Operating a small dairy farm was his preference, Donald said. A herd of 86 was the most he milked. Fluctuating milk prices made life stressful for dairy farmers, he said, even though the Maryland-Virginia milk cooperative tried to do the best it could when the market got flooded.
The last check he issued for dairy feed was $490 a ton. For that same amount, he could get eight or nine tons of feed when he started in the business, Donald said.
“All in all, it was decent living. I didn’t starve,” Donald said. “We might be bent a little, but we’re not broke.”
Farming is still a good way to get by, Donald said.
“You can still make a couple of dollars with crops,” he said. “Prices are great for crop farmers, but how long will it last?”
The dairy landscape has changed. When he was in high school, 15 dairy farms occupied a few square miles of each other in the Yellow Springs Road area, Donald said.
The Hooper Farm has had a few agriculture dignitaries over the years, including Russians and U.S. Department of Agriculture officials who came by to learn the workings of a small dairy farm.
He told the USDA officials he was milking in a 63-year-old facility, using a 58-year-old tractor and a 14-year-old truck.
“I told them, ‘How much more efficient you want me to get?’” Donald said.
The Russians were amazed as he hugged a cow that weighed more than a ton.
Dairy is the most fragile of all the agriculture sectors, Maryland Agriculture Secretary Earl “Buddy” Hance said during a recent tour of dairy farms in Frederick County.
Milk prices are not stable, and dairy farmers are concerned about the impact regulations have on their individual farms, Hance said.
Dairy farms in Maryland have dwindled to 490 operations.

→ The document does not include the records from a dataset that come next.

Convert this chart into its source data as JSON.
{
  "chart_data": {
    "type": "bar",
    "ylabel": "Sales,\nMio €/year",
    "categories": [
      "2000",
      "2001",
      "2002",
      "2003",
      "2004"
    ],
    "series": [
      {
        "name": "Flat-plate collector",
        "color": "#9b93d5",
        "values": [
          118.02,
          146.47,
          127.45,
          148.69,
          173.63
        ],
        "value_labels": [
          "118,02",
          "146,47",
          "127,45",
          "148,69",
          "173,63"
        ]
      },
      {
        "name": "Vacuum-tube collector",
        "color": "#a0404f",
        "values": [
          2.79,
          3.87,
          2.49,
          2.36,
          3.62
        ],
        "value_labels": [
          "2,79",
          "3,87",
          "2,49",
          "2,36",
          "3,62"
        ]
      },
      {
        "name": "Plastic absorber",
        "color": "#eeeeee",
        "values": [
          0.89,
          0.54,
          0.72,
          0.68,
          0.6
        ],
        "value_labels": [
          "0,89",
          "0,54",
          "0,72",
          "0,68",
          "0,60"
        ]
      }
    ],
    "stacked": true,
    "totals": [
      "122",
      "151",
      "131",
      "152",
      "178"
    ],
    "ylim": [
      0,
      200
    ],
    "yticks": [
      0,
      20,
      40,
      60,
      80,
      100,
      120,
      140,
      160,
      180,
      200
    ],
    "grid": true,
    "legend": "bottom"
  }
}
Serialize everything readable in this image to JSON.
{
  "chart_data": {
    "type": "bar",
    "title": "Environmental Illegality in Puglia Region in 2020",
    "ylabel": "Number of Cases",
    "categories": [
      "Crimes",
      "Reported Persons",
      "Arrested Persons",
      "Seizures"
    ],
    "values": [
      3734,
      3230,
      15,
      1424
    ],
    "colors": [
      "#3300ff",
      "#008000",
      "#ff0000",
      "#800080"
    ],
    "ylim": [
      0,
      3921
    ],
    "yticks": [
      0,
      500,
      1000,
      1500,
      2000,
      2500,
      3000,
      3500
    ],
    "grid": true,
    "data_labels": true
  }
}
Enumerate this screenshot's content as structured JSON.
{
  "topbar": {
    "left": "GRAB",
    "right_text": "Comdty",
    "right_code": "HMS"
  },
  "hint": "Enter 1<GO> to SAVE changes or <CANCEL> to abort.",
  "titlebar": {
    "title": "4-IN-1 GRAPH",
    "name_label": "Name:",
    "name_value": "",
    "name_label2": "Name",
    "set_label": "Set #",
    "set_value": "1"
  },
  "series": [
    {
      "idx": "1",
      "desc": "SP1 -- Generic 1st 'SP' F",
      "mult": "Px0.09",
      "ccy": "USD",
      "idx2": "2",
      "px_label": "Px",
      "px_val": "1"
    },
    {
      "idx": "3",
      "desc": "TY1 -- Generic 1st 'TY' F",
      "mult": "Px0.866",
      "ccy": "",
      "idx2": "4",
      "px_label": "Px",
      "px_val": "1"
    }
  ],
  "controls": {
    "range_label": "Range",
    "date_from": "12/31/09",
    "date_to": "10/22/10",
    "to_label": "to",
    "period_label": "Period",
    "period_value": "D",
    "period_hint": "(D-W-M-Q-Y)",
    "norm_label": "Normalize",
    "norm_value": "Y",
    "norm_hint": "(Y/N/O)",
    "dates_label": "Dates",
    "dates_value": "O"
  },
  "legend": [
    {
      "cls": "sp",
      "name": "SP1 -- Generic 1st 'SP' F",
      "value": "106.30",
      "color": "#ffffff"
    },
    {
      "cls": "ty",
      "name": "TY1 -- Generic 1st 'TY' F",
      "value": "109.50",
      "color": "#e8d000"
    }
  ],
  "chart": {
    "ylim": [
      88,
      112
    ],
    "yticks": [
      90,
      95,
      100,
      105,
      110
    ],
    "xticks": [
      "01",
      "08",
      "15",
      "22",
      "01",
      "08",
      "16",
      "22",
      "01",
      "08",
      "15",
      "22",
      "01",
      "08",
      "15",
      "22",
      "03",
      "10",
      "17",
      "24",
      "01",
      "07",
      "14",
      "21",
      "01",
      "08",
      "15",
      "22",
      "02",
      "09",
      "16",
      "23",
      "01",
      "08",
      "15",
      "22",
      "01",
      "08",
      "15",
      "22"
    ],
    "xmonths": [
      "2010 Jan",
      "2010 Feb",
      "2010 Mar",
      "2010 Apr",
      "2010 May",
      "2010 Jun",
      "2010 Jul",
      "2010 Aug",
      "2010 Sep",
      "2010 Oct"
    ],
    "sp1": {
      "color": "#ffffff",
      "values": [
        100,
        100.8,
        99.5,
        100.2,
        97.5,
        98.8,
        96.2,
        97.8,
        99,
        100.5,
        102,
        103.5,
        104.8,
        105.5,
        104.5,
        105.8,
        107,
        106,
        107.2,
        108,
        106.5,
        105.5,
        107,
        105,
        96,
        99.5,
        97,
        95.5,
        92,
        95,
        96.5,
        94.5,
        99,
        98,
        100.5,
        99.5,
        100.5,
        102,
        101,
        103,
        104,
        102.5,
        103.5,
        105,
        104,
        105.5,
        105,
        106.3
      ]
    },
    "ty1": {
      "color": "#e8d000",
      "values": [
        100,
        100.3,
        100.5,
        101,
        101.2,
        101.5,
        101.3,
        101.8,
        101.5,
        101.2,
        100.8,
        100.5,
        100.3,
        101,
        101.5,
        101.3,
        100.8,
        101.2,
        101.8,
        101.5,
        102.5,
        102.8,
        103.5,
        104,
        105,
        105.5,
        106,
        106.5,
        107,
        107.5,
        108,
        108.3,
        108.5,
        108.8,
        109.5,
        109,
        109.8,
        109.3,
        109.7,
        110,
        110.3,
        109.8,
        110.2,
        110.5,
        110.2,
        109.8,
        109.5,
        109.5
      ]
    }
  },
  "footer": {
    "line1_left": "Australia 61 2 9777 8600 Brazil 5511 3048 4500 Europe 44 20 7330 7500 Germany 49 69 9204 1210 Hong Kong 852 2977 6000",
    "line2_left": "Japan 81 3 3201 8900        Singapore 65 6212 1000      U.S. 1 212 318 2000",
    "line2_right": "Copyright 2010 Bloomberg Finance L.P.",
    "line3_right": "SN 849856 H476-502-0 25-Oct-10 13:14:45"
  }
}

The Free State lost 10 dairy farms this year, and the largest dairy farm has about 1,500 cows, Hance said.
The future of dairy farming will rest with larger operations of a thousand cows or more, Donald said.
Jeannette Johnson said she and her husband, Mack, have had the good fortune to be 50-year neighbors to the Hoopers.
“Mack has helped them in many ways over the years when machinery needed repairs, and they have been very good about helping us in our time of need,” Jeannette Johnson said.